The gas and entrained drill cuttings flow up the production tube 6 to the wellhead 8 and thence to a processing facility 9 via a pipe 10. The drill cuttings can be separated from the gas at the processing facility 9. Fig 2 is similar to Fig 1 and the same elements have the same reference numerals, but instead of steel tubing 15 there is provided plastic tubing 22 and a sandscreen 23. The plastic tubing 22 is in fluid communication with a fluid passage (not shown) in the drilling device 13. The sandscreen 23 is positioned around the plastic tubing 22 and is releasably connected to the drilling apparatus 13. The plastic tubing 22 can, like the steel tubing 15 in Fig 1, be used to transport fluid to or from the drilling device 13. After drilling of the second wellbore section 19, the sandscreen 23 may be expanded, for example, by sealing the plastic tubing 22 and pressurising with gas to expand the plastic tubing 22 which in turn expands the sandscreen 23. By releasing the pressure in the plastic tubing 22, it will deflate sufficiently to allow its withdrawal from the sandscreen 23. The eductor 30 illustrated in Fig 3 comprises a nozzle 31 through which compressed gas is supplied. The compressed gas is supplied by a compressor (not shown) that can be driven by any suitable means, such as a high speed electric motor. The nozzle 31 accelerates the compressed gas through a venturi section 32 positioned in a tube 33 creating suction which draws gas and drill cuttings into the tube 33 through holes 34. The drill cuttings are entrained in the gas and conveyed through the pipe 33. The nozzle 31 can be connected to any suitable compressor. The compressor could optionally be within the either of the housings 13 or 17 of Figures 1 or 2. The compressor preferably has a filter to ensure that drill cuttings do not enter the compressor. By the use of the eductor, the compressor can be protected from the passage of drill cuttings which can be entrained into a produced gas stream.

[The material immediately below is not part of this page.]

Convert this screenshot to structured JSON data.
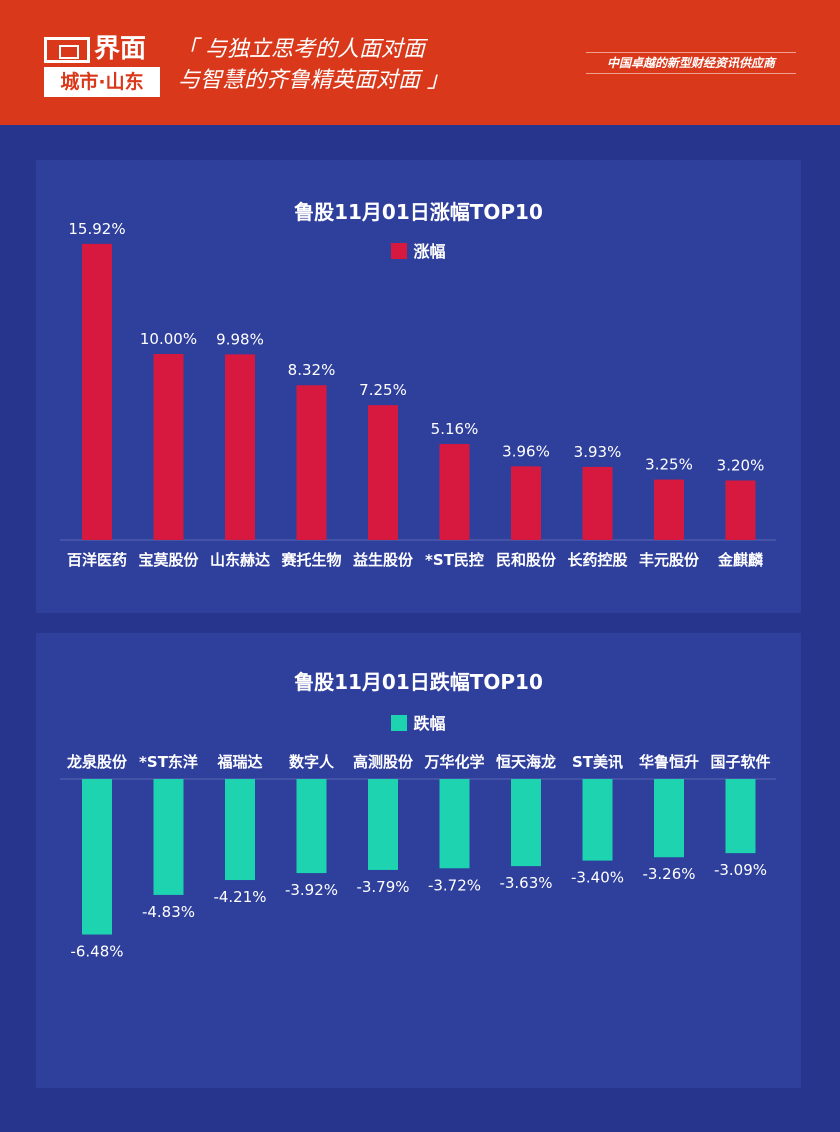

A fluidic choke assembly suitable for use in the present invention is illustrated in Figure 4. A vortex amplifier 40 comprising a chamber having radial, axial and tangential

ports is included in a flow line 41 leading from the well head. The flow from the well head through line 41 enters the vortex amplifier 40 through the radial port. The axial port of the vortex amplifier 40 communicates with the flow line 42 which leads to the processing facility. A separator 43 is positioned downstream of the vortex amplifier 40. The separator can, for example, separate the solid drill cuttings from the gas and/or separate gas from liquid. A branch 44 from the line 42 at a position downstream of the separator 43 leads to a pump 45 and the output from the pump 45 is connected by line 46 to the tangential control port or ports of the vortex amplifier 40. Control means (not shown) control the pump to achieve the desired flow though the vortex amplifier to achieve the pressure required in the wellbore. A control valve 47 can be included in the flow line 41. The flow in line 41 enters the chamber of the vortex amplifier 40 through the radial port and leaves via the axial port and along line 43. Control flow along line 44 is admitted into the chamber of the vortex amplifier 40 tangentially and deflects the inlet flow to the vortex so reducing the inlet flow. Increasing the control flow increases the pressure drop caused by the vortex and the main flow can be progressively decreased to reduce the main flow outlet. The apparatus can perform the function of a conventional choke but has the advantages that there are no moving parts and the vortex amplifier presents the same flow area to the main flow and throttling is achieved by the control flow. Thus the vortex amplifier arrangement is particularly suitable for the present invention in which the main flow comprises a substantial amount of gas and drill cuttings. As an alternative to using a branch 44 from the main flow, the control flow can be pumped from a separate source of the same or different fluid. For example, when used on an offshore drilling/production facility, sea water could be used.

A means for separating the drill cuttings from the fluid may be provided upstream of the choke means. This could be a gravity separator.